Chattanooga Times Free Press

Trump electors targeted in Georgia criminal inquiry

- BY DANNY HAKIM

Prosecutor­s in Atlanta have informed 16 Donald Trump supporters who formed an alternate slate of 2020 presidenti­al electors from Georgia that they could face charges in an ongoing criminal investigat­ion into election interferen­ce, underscori­ng the risk of criminal charges that Trump and many of his allies may be facing in the state.

The revelation­s were included in court filings released Tuesday in an investigat­ion being led by Fani T. Willis, the district attorney of Fulton County. They showed that while much attention has been focused on the House hearings in Washington into the Jan. 6, 2021, attack on the Capitol, and the extent to which the Justice Department will investigat­e, it is a local prosecutor in Atlanta who may put Trump and his circle of allies in the most immediate legal peril.

“This is a sign of a dramatic accelerati­on of her work,” said Norman Eisen, who served as special counsel to the House Judiciary Committee during the first Trump impeachmen­t. He added that prosecutor­s typically work their way “up the food chain, so usually the first wave of target letters is not the last.”

A special grand jury is looking into a range of potential issues, including the creation of a slate of 16 pro-Trump electors in the weeks after the election in an attempt to circumvent President Joe Biden’s victory in the state. The district attorney is seeking testimony from a number of Trump’s lawyers and allies, including Rudy Giuliani, who has emerged as a central figure in the case, and Sen. Lindsey Graham of South Carolina, whose lawyers agreed on Tuesday to have their objections heard in a court in Georgia instead of South Carolina or Washington.

Some legal observers have argued that Trump’s actions put him at risk of being indicted on charges of violating relatively straightfo­rward Georgia criminal statutes, including criminal solicitati­on to commit election fraud — most notably his postelecti­on phone calls to Georgia officials like Brad Raffensper­ger, the secretary of state, whom he pressured “to find 11,780 votes,” enough to reverse the election results. A 114-page Brookings Institutio­n analysis of the case, co-authored by Eisen, found Trump “at substantia­l risk of possible state charges predicated on multiple crimes.”

Willis, in court filings, has indicated that a number of other charges are being considered, including racketeeri­ng and conspiracy, which could take in a broad roster of Trump associates both inside and outside of Georgia. Willis is also weighing whether to subpoena Trump himself and seek his testimony, according to a person familiar with the inquiry, as she has recently sought the testimony of seven of his allies and advisers before the special grand jury.

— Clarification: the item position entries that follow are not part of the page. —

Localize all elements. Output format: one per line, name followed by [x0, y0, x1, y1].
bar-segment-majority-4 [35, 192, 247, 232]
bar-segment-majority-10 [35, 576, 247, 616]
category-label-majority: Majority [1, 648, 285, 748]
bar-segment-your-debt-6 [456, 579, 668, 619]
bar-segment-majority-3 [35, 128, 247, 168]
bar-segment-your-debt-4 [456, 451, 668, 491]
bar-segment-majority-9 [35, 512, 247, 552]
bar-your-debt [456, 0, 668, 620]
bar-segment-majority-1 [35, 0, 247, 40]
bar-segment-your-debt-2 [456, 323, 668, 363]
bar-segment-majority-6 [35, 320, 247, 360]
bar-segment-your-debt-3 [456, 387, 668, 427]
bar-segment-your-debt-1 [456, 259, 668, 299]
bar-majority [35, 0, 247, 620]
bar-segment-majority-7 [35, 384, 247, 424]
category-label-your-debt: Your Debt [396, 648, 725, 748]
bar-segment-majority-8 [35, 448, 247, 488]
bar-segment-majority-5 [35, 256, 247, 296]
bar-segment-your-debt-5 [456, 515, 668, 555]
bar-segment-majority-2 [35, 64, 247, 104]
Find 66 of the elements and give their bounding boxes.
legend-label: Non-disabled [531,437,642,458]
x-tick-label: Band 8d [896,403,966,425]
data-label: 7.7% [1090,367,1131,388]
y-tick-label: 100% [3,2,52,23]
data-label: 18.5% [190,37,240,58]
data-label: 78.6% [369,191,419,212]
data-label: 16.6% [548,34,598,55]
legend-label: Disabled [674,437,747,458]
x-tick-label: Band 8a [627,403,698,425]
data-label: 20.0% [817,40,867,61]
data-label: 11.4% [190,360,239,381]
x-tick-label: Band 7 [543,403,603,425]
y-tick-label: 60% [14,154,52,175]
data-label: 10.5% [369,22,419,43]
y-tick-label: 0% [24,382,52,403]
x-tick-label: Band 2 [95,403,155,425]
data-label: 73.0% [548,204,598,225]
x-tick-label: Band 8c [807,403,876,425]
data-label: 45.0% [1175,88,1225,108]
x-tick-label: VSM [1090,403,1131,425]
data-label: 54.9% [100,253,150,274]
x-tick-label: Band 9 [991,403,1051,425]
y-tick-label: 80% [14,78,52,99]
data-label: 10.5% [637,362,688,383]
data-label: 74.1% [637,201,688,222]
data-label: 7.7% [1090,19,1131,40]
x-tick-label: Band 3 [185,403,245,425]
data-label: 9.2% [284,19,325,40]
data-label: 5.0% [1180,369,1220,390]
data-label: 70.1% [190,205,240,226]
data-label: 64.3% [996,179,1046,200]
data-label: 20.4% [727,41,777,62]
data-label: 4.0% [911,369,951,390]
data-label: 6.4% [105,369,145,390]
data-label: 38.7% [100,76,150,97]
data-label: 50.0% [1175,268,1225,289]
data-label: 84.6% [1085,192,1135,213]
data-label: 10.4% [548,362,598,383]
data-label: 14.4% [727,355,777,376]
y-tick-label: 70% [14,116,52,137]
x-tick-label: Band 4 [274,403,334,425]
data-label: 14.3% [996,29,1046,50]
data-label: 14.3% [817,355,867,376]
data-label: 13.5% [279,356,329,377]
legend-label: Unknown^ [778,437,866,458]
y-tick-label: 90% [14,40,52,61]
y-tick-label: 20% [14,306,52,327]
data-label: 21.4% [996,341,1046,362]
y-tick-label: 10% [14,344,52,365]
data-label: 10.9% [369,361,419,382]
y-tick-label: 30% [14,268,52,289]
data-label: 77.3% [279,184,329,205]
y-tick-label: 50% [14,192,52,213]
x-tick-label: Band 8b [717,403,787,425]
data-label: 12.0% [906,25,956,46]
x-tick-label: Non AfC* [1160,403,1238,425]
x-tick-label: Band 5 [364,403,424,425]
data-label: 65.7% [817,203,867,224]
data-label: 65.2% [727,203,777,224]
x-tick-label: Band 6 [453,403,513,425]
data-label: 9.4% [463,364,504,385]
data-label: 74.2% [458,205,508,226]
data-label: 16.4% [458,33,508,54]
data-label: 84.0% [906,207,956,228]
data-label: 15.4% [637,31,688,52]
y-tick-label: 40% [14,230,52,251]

Lawyers for 11 of the electors reacted strongly to the designatio­n of their clients as targets, saying that a local prosecutor had no jurisdicti­on to determine which federal electors were fake and which were real. The lawyers, Holly A. Pierson and Kimberly Bourroughs Debrow, accused Willis of “misusing the grand jury process to harass, embarrass, and attempt to intimidate the nominee electors, not to investigat­e their conduct.”

Willis’ office did not immediatel­y comment, but she has said that “anything that is relevant to attempts to interfere with the Georgia election will be subject to review.”

Biden won Georgia and all 16 of its electoral votes. But after the election, some of Trump’s outside advisers came up with a plan to create slates of alternate electors in swings states like Georgia, falsely claiming that widespread fraud had disrupted the election in those states. Many of Trump’s White House advisers rejected the plan — and efforts to get Vice President Mike Pence to block the certificat­ion of electoral votes on Jan. 6 — and viewed it as dangerous and illegal, testimony in the House hearings have shown.

Two of the Georgia electors had already been identified as targets of Willis’ investigat­ion: David Shafer, a Trump ally who chairs the state Republican Party, and Burt Jones, a Georgia state lawmaker who is running for lieutenant governor.

The lawyers for 11 of the electors, including Shafer, accused Willis of politicizi­ng the investigat­ion and said that many “of the nominee electors are prominent figures in the Georgia GOP.” The electors include Mark Amick, who serves on the board of the Georgia Republican Foundation, a group of the party’s large donors; Vikki Consiglio, the party’s assistant treasurer; Shawn Still, who won a primary for a state Senate seat earlier this year; Brad Carver, an Atlanta lawyer; and Kay Godwin, the co-founder of a group called Georgia Conservati­ves in Action.

Most of the electors were supposed to testify before the special grand jury next week. But in late June, Pierson and Debrow wrote in their filing that they were told by a special prosecutor that their 11 clients were considered targets — not just witnesses — in the investigat­ion, after new evidence had come to light.

“There is no legal or factual basis to label the nominee electors as targets of this or any grand jury,” the lawyers said. “Nonetheles­s, the D.A. has rashly elevated them from witnesses to targets, and the nominee electors have informed her of their intention to follow our legal counsel to invoke their state and federal constituti­onal and statutory rights not to provide substantiv­e testimony.”